Operator

The operator offers competition officials a way to control and keep track of what is happening in the simulation It consists of a webserver with web interface where the official can select a team, missions and track and then launch the simulator. DOO cones and lap times will be shown and stored on disk. The bridge launcher is a helper script to launch the ros bridge on a different computer. It launches the ros bridge with configuration set in the web interface.

The operator is primarily used during competition by officials. You don't need this for development and testing. Refer to the getting started guide first.

Operator

Team config

The operator uses the team_config.json file located in the /config folder to load all team specific configuration settings into the simulator. This includes the name of each team and their car settings. Whenever the simulation is started via the operator's web interface, the selected team's car settings are written to the settings.json file located in the main folder of the repository. This allows the operator to quickly switch between teams during competition. Note that the team_config.json file included in this repository is an example file.

Logs

Whenever a mission starts, a log file is created in the /operator/logs folder. All logs received by the webserver will be written to this log file, as long as the mission is ongoing. Log files are named using the following naming convention: {datetime}_{team}_{mission}.txt

Passwords & Security

To ensure only authorized personal can controll the simulation a password is required for all actions. This password is configured inside the operator.py file in variable access_token. Yes, this is a hard-coded value because I couldn't be bothered doing configuration files for something that changes almost never. Please change the default value 1234567890 it before running a real competition.
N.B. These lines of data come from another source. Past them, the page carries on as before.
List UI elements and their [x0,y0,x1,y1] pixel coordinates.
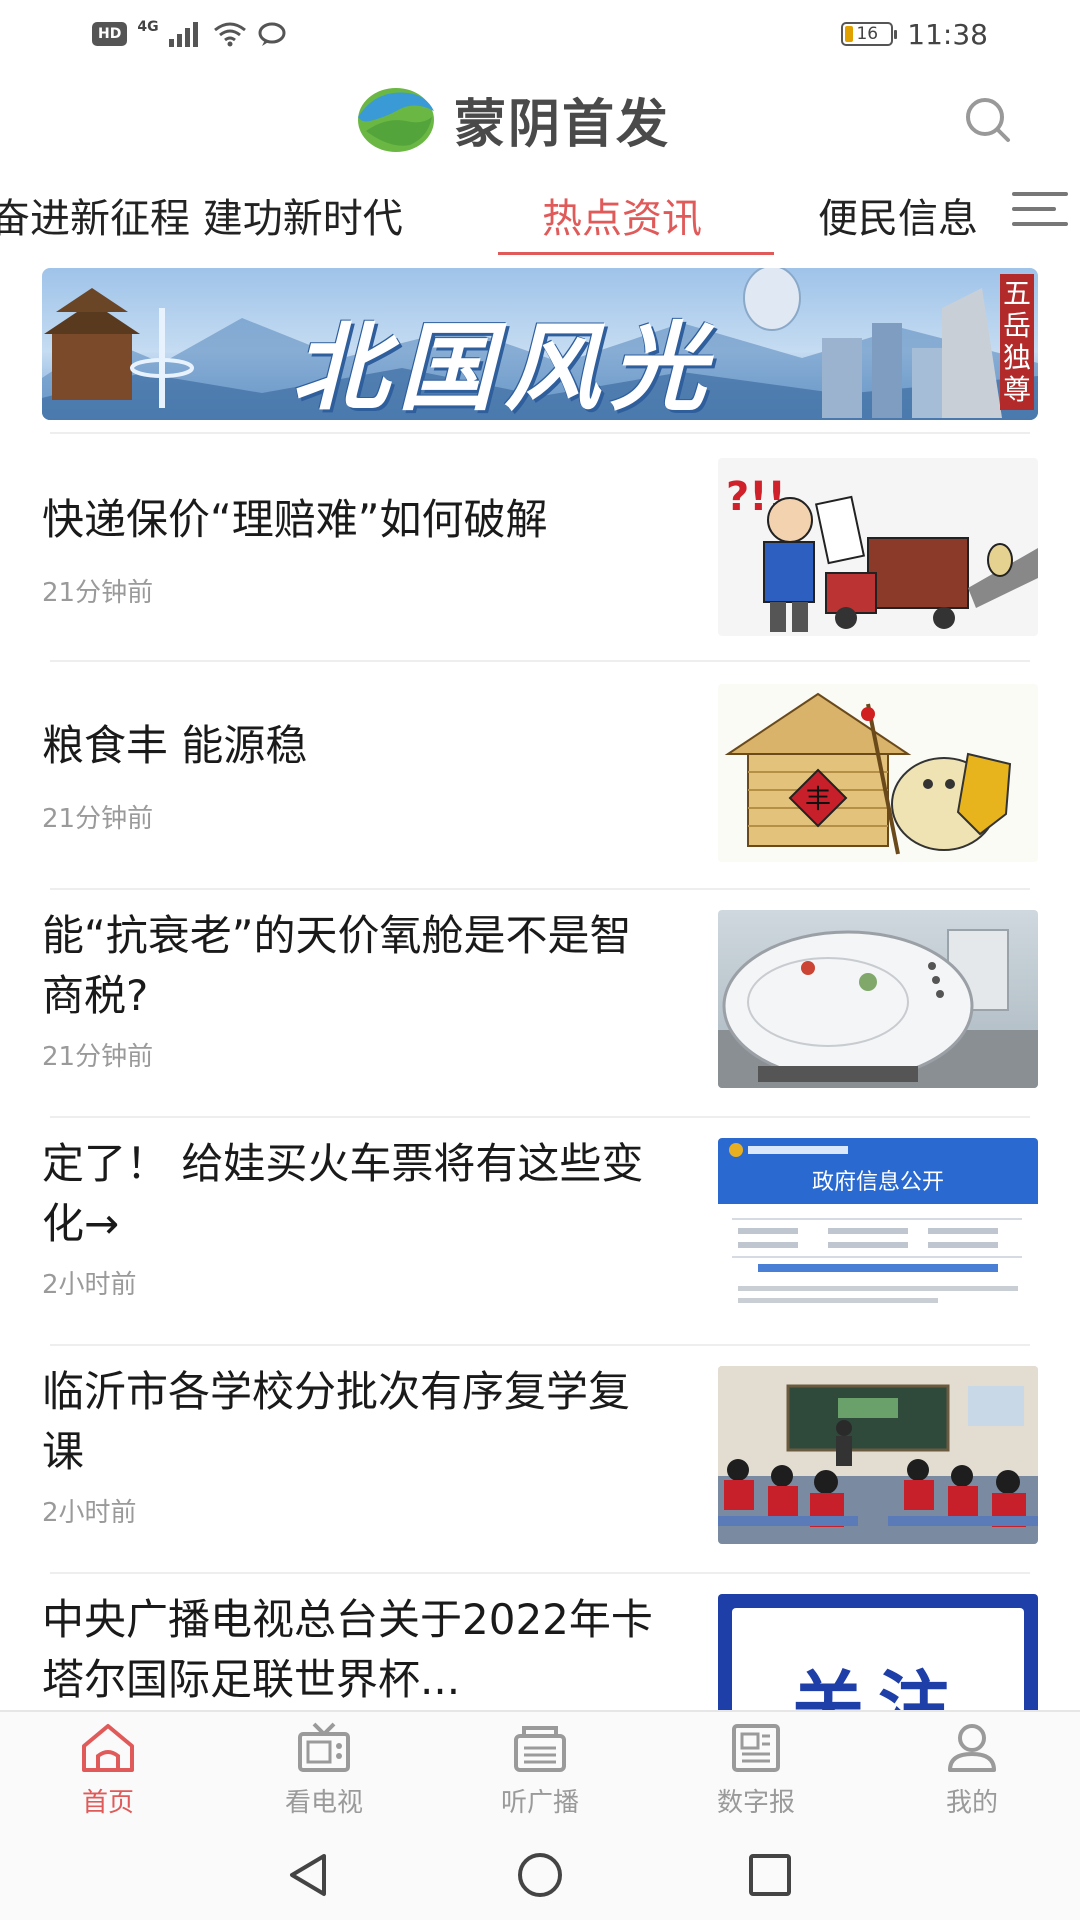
nav-tv[interactable]: 看电视 [249,1720,399,1819]
nav-label: 听广播 [500,1788,579,1818]
network-type: 4G [137,19,159,35]
tab-hot-news[interactable]: 热点资讯 [542,186,702,244]
cartoon-courier-image: ?!! [726,474,1038,632]
divider [50,660,1030,662]
app-logo-icon [358,87,434,152]
news-time: 2小时前 [42,1498,137,1528]
brand: 蒙阴首发 [356,82,670,157]
news-title: 临沂市各学校分批次有序复学复课 [42,1367,631,1476]
news-title: 定了！ 给娃买火车票将有这些变化→ [42,1139,644,1248]
channel-tabs: 奋进新征程 建功新时代 热点资讯 便民信息 [0,168,1080,260]
user-icon [948,1724,996,1772]
back-icon[interactable] [284,1850,334,1900]
status-right: 16 11:38 [841,18,988,51]
clock: 11:38 [907,17,988,51]
news-thumbnail: 关注 [718,1594,1038,1710]
tab-public-info[interactable]: 便民信息 [818,186,978,244]
news-time: 21分钟前 [42,578,154,608]
news-thumbnail: 政府信息公开 [718,1138,1038,1316]
radio-icon [514,1726,566,1772]
news-time: 2小时前 [42,1270,137,1300]
recents-icon[interactable] [745,1850,795,1900]
nav-radio[interactable]: 听广播 [465,1720,615,1819]
news-item[interactable]: 中央广播电视总台关于2022年卡塔尔国际足联世界杯... 关注 [42,1572,1038,1710]
tab-new-era[interactable]: 奋进新征程 建功新时代 [0,186,403,244]
news-title: 中央广播电视总台关于2022年卡塔尔国际足联世界杯... [42,1595,653,1704]
nav-home[interactable]: 首页 [33,1720,183,1819]
news-thumbnail: ?!! [718,458,1038,636]
divider [50,1116,1030,1118]
app-header: 蒙阴首发 [0,68,1080,168]
banner-title: 北国风光 [292,311,716,420]
divider [50,1344,1030,1346]
battery-level: 16 [856,24,879,44]
news-item[interactable]: 定了！ 给娃买火车票将有这些变化→ 2小时前 政府信息公开 [42,1116,1038,1344]
chat-icon [258,22,286,46]
home-icon [82,1724,134,1772]
divider [50,432,1030,434]
search-icon[interactable] [958,90,1018,150]
news-item[interactable]: 能“抗衰老”的天价氧舱是不是智商税? 21分钟前 [42,888,1038,1116]
hd-badge: HD [92,22,128,46]
bottom-nav: 首页 看电视 听广播 数字报 我的 [0,1710,1080,1830]
thumb-heading: 关注 [791,1663,964,1710]
status-left: HD 4G [92,19,287,47]
nav-e-paper[interactable]: 数字报 [681,1720,831,1819]
nav-label: 我的 [945,1788,998,1818]
nav-label: 首页 [81,1788,134,1818]
news-thumbnail [718,1366,1038,1544]
news-item[interactable]: 临沂市各学校分批次有序复学复课 2小时前 [42,1344,1038,1572]
news-item[interactable]: 快递保价“理赔难”如何破解 21分钟前 ?!! [42,432,1038,660]
active-tab-indicator [498,252,774,255]
app-name: 蒙阴首发 [454,95,671,155]
classroom-image [718,1366,1038,1544]
cartoon-granary-image: 丰 [724,692,1012,855]
news-title: 粮食丰 能源稳 [42,721,308,770]
news-thumbnail: 丰 [718,684,1038,862]
thumb-heading: 政府信息公开 [811,1170,944,1195]
battery-icon: 16 [841,22,898,46]
status-bar: HD 4G 16 11:38 [0,0,1080,68]
signal-icon [168,22,198,47]
divider [50,888,1030,890]
news-thumbnail [718,910,1038,1088]
divider [50,1572,1030,1574]
banner[interactable]: 北国风光 五岳独尊 [42,268,1038,420]
wifi-icon [213,22,246,47]
nav-label: 数字报 [716,1788,795,1818]
svg-text:丰: 丰 [805,785,831,815]
system-nav-bar [0,1830,1080,1920]
tv-icon [298,1722,350,1772]
home-button-icon[interactable] [515,1850,565,1900]
news-title: 能“抗衰老”的天价氧舱是不是智商税? [42,911,632,1020]
news-feed: 快递保价“理赔难”如何破解 21分钟前 ?!! 粮食丰 能源稳 21分钟前 丰 … [0,432,1080,1710]
channel-menu-icon[interactable] [1012,192,1068,232]
newspaper-icon [732,1724,780,1772]
banner-side-text: 五岳独尊 [1000,274,1034,410]
news-item[interactable]: 粮食丰 能源稳 21分钟前 丰 [42,660,1038,888]
nav-profile[interactable]: 我的 [897,1720,1047,1819]
nav-label: 看电视 [284,1788,363,1818]
news-time: 21分钟前 [42,804,154,834]
news-title: 快递保价“理赔难”如何破解 [42,495,548,544]
oxygen-chamber-image [718,929,1038,1088]
news-time: 21分钟前 [42,1042,154,1072]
The spectator server should also be protected with a password as described in the spectator documentation. The operator writes the spectator password to the settings.json file when the simulation starts so it is not needed to configure the SpectatorPassword inside the team_config.json. Again, this is a hard-coded value in the operator.py, default set to password. Please change before competition.

Running the operator

The operator is built to work on Windows because most likely, the simulation will also run on windows.

To install all python dependencies, run the following command inside the /operator folder:

$ pip install -r requirements.txt

Next, download a packaged version of the simulator Go to the releases and download the latest version. Extract the zip to the simulator folder at the root of this project. The result should be that the following files and folders exist inside the simulator folder:

  • FSDS.exe
  • FSOnline/
  • Engine/

Here is described how to export the Unreal project.

To start the web server, run the following command in the operator folder:

$ python operator.py

By default, the web interface binds to all ip's of the machine on port 5000.

Running the bridge launcher

The ros bridge will most likely not run on the same computer as the simulator as the ros bridge works best on Ubuntu and the simulator best on Windows. It is discouraged to run the ros bridge on WSL during competition, see #199.

To help you quickly start the ros bridge with the configuration parameters set in the operator you can use the bridge launcher. This script will request the configuration from the operator using an http api call and launch the bridge accordingly.

Before you run it, change the following variables inside the launchbridge.py script to reflect your setup:

operator_url = "http://10.164.0.3:5000"
operator_token = "1234567890"

Next, run the script as follows:

eval `./launchbridge.py`

Why eval? Because I think it is a bad idea to have the ros bridge run as a sub-process of the bridge launcher. We don't want a problem in the bridge launcher to stop the bridge. We don't want deal with forwarding logs and signals. ./launchbridge.py executes as a whole, outputting bash commands to stdout. All stdout is interperted as bash commands and executed by eval. The rosbridge process is ran after the launchbridge finishes, which is kind-of neat. I know that this is by no way a perfect solution. So if you think you can do better I invite you to propose your solution in a github ticket and open a pr.